Each of the siblings has some kind of an issue. Spin Whitman, newly engaged, is overly influenced by his sweetheart, Laurel, and is no longer the gentle agreeable, rather thrifty brother he once was. Laurel Atwood is well liked at first, but then becomes an enigma creating tension with some family members who doubt her, while others doubt the questions that are being raised about her. She doesn’t seem to be the person she pretends to be, and revelations about her will have tragic consequences. Charlotte Maynard (Lottie) is a successful blogger under an assumed name, Susan, but her career is a secret to her family and friends. On her blog, she is not the person she pretends to be. She is supposedly the mother of two children, well-loved, but some with health problems. She writes about the problems that come with motherhood, good, bad, joyful and sad, but she is not either a wife or a mother. Her sister Sally Maynard is a concert violinist and composer who has emotional problems and has been diagnosed with bipolar disorder. Her mood swings are carefully watched by the family members.
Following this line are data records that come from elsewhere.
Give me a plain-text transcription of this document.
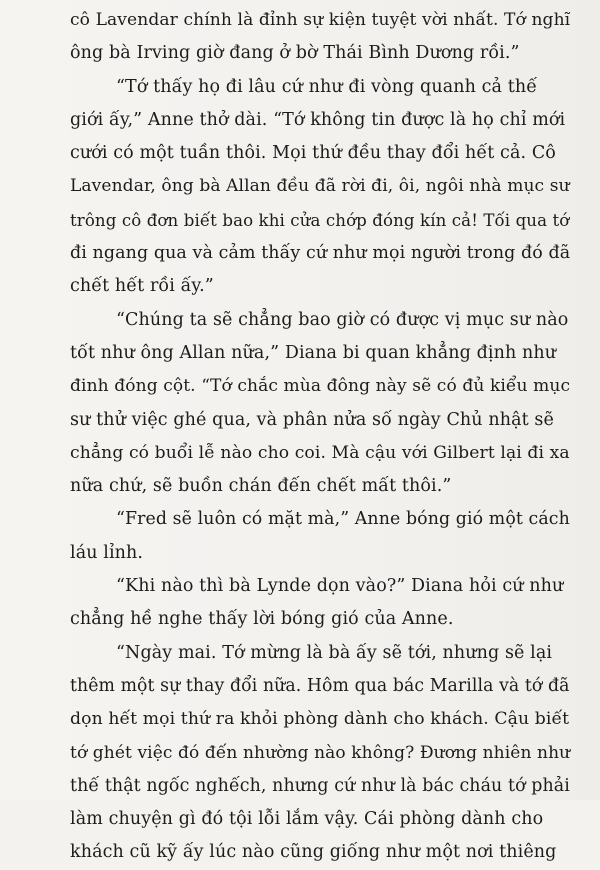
cô Lavendar chính là đỉnh sự kiện tuyệt vời nhất. Tớ nghĩ
ông bà Irving giờ đang ở bờ Thái Bình Dương rồi.”
“Tớ thấy họ đi lâu cứ như đi vòng quanh cả thế
giới ấy,” Anne thở dài. “Tớ không tin được là họ chỉ mới
cưới có một tuần thôi. Mọi thứ đều thay đổi hết cả. Cô
Lavendar, ông bà Allan đều đã rời đi, ôi, ngôi nhà mục sư
trông cô đơn biết bao khi cửa chớp đóng kín cả! Tối qua tớ
đi ngang qua và cảm thấy cứ như mọi người trong đó đã
chết hết rồi ấy.”
“Chúng ta sẽ chẳng bao giờ có được vị mục sư nào
tốt như ông Allan nữa,” Diana bi quan khẳng định như
đinh đóng cột. “Tớ chắc mùa đông này sẽ có đủ kiểu mục
sư thử việc ghé qua, và phân nửa số ngày Chủ nhật sẽ
chẳng có buổi lễ nào cho coi. Mà cậu với Gilbert lại đi xa
nữa chứ, sẽ buồn chán đến chết mất thôi.”
“Fred sẽ luôn có mặt mà,” Anne bóng gió một cách
láu lỉnh.
“Khi nào thì bà Lynde dọn vào?” Diana hỏi cứ như
chẳng hề nghe thấy lời bóng gió của Anne.
“Ngày mai. Tớ mừng là bà ấy sẽ tới, nhưng sẽ lại
thêm một sự thay đổi nữa. Hôm qua bác Marilla và tớ đã
dọn hết mọi thứ ra khỏi phòng dành cho khách. Cậu biết
tớ ghét việc đó đến nhường nào không? Đương nhiên như
thế thật ngốc nghếch, nhưng cứ như là bác cháu tớ phải
làm chuyện gì đó tội lỗi lắm vậy. Cái phòng dành cho
khách cũ kỹ ấy lúc nào cũng giống như một nơi thiêng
Charlotte and Sally are only 14 months apart, and they are very close. Washington Fuentes is a police officer who has been sent to their area to investigate the home invasions that have been occurring. Mr. Clean is an unknown man who breaks into homes, cleans up and leaves, taking nothing with him. He, also, has another identity. Sally connects with him. He makes her feel relaxed since he knows none of the family’s baggage, and she does not have to pretend to be anything other than who she is in the moment. Everett Hastings is a close friend of the family, viewed almost as a brother, especially by Spin, not quite by Charlotte who had been paired off with him at one time and is still very close to him. Perry Whitman is an angry young man who looks for faults to point out. He resents the close relationship of Everett with his family. Everett is the groundskeeper (landscaper), who took over his dad’s job. He, like the others, has lived most of his life on the Whitman property with them. They sisters and brothers grew up together with Everett, and he like the Maynard girls and the Whitman boys, all attended the same posh, private school, Holden.
As the story develops, old grudges emerge, horrific secrets are exposed and unknown conflicts and issues are revealed. The wonderfully blended family no longer seems that happy together. Sally no longer works for the New York Symphony as first violinist, Lottie no longer has her original mommy blog, and Joan no longer has her home. Still, as a unit, the Maynards are safe and sound. In the end, though, for the Whitman family, injustice prevails, to my way of thinking, so I found the conclusion frustrating and hoped that, in reality, it could never and would never happen that way. Evil should not be rewarded so lavishly.